Court grants plaintiff’s motion for preliminary injunction in copyright and trademark infringement action against publisher of a Twilight fanzine that used plaintiff’s Twilight trademark as well as images from the Twilight films and promotional images that were taken from plaintiff’s publicity website.
Plaintiff Summit Entertainment owns copyrights and trademarks associated with the motion picture Twilight and its sequel New Moon. Defendant Beckett Media published two issues of a Twilight fan magazine. Plaintiff claimed that these fanzines reproduced without authorization numerous images from the films, as well as trademarks and promotional images associated with the films.More specifically, plaintiff claimed that defendant’s fanzines displayed plaintiff’s stylized trademark without authorization, contained unauthorized reproductions of photographs from the films and plaintiff’s promotional materials (including photographs that are not obtainable from plaintiff’s publicity website and photographs that were altered in violation of the website's terms of use), contained posters that are unauthorized reproductions of plaintiff’s photographs and artwork, and contained unauthorized reproductions of a set of Twilight trading cards published by plaintiff’s licensee.
Plaintiff filed suit for, inter alia, trademark infringement and dilution, copyright infringement, and breach of contract, and filed an application for a temporary restraining order, which the court converted into a motion for a preliminary injunction. In the Ninth Circuit, a plaintiff seeking a preliminary injunction must establish “that he is likely to succeed on the merits, that he is likely to suffer irreparable harm in the absence of preliminary relief, that the balance of equities tips in his favor, and that an injunction is in the public interest.” Am. Trucking Ass'ns v. City of Los Angeles, 559 F.3d 1046, 1052 (9th Cir. 2009) (quoting Winter v. Natural Res. Def. Council, Inc., 129 S. Ct. 365, 374, 172 L. Ed. 2d 249 (2008)).
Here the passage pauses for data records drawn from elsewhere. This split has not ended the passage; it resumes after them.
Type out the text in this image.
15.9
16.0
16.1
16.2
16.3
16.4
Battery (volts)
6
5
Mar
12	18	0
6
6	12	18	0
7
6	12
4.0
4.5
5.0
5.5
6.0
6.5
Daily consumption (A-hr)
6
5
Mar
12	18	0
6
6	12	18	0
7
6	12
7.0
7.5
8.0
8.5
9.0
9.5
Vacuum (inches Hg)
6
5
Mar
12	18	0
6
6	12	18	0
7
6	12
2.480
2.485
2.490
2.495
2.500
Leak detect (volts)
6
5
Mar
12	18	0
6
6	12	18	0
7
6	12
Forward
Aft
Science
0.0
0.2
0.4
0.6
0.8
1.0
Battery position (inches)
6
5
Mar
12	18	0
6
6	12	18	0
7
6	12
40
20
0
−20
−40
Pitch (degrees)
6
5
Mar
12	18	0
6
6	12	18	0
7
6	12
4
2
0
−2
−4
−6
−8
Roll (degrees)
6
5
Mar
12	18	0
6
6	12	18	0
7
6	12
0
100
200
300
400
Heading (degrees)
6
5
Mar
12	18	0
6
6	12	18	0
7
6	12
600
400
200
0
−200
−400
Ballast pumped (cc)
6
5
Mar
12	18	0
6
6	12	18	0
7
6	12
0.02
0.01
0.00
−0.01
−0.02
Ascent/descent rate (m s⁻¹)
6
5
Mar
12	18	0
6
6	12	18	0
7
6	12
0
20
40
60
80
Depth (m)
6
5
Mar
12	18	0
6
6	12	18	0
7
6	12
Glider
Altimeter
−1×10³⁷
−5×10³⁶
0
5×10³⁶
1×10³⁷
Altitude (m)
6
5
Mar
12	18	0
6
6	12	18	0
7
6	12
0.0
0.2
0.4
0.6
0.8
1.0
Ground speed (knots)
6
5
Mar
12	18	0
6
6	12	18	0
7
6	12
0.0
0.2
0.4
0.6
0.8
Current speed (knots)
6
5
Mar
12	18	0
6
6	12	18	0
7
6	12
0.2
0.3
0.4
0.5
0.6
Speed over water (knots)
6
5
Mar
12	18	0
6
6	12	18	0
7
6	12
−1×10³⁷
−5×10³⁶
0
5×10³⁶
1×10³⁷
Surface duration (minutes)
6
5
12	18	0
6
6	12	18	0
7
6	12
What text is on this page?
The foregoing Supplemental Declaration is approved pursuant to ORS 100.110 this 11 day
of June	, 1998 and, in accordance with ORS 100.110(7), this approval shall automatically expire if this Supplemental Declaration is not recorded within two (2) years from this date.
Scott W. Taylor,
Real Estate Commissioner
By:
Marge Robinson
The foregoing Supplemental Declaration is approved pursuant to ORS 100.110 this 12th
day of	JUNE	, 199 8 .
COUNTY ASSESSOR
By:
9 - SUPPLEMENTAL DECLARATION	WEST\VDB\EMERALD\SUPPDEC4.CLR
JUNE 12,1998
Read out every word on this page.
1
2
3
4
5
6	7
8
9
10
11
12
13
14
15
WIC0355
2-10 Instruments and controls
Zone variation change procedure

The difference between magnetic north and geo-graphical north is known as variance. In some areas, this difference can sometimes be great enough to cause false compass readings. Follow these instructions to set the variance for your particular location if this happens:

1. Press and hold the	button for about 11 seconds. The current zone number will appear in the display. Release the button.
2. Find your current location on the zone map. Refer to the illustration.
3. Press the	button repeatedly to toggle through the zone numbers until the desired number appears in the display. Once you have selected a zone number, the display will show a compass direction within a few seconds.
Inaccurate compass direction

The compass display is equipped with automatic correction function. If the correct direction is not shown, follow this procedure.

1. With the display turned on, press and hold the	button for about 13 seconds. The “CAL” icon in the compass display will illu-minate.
The court held that plaintiff was likely to succeed on the merits of its copyright claim because plaintiff submitted credible evidence that it owns the copyrighted works at issue, that images in defendant’s fanzines are substantially, “even strikingly similar,” in their protected elements to plaintiff’s images, and that defendant had access to the images due to their availability on plaintiff’s website and “by virtue of their pervasiveness resulting from the Twilight movies’ enormous popularity.”
The court rejected defendant’s argument that it obtained the images with plaintiff’s permission from the plaintiff’s publicity website. According to the court, the existence of a license creates an affirmative defense to a claim of copyright infringement, but it is the defendant’s burden to show a likelihood of success on that affirmative defense. “Defendant has not carried that burden here since, most notably, defendant makes no effort to account for its use of allegedly infringing photographs that were not even available on plaintiff’s publicity website. Moreover, a licensee infringes the owner’s copyright if its use exceeds the scope of its license” (internal quotations and citations omitted). The court held that plaintiff presented credible evidence that defendant’s fanzines displayed altered versions of plaintiff’s images and that the publicity website’s terms of use expressly require users to agree that they “will not edit, alter or modify any of the Content without Summit’s prior written approval.” Defendant did not offer any evidence to rebut either point, and the court thus held that plaintiff is likely to overcome defendant’s license defense by establishing that defendant impermissibly copied plaintiff’s images beyond the scope of any license defendant may have had to use those images.
The court also held that plaintiff was likely to succeed on the merits of its trademark infringement claim because it provided credible evidence that it owns a valid, protectable trademark and that defendant displayed a “virtually identical version of this mark” in and on its fanzines.
Turning to irreparable injury, the court held that, in copyright and trademark infringement actions, irreparable injury is presumed upon a showing of likelihood of success on the merits. Moreover, while cessation of unlawful conduct can “moot” a dispute in a manner that renders a preliminary injunction appropriate, such cessation must be irrefutably demonstrated and total. Here, even though defendant indicated it voluntarily recalled both of its fanzines and did not intend to redistribute them or publish any future issues, irreparable injury weighed in favor of plaintiff because, as of the date that defendant’s opposition was filed, copies of the fanzines were still widely available in Los Angeles stores and over the internet.
Regarding the balance of hardships, the court held that plaintiff credibly stated that its copyrights, trademarks and goodwill are at risk of being devalued by defendant’s fanzines, and if an injunction is improperly granted “defendant would not appear to suffer substantial hardship, since the injunction would merely enforce what defendant has already announced its intention to do, namely, cease all offending activity.” Finally, the court agreed with defendant that the scope of the preliminary injunction should be narrowed so that it does not bar any fair use of plaintiff’s copyrighted works and that it should clearly define which of plaintiff’s trademarks are included in the injunction.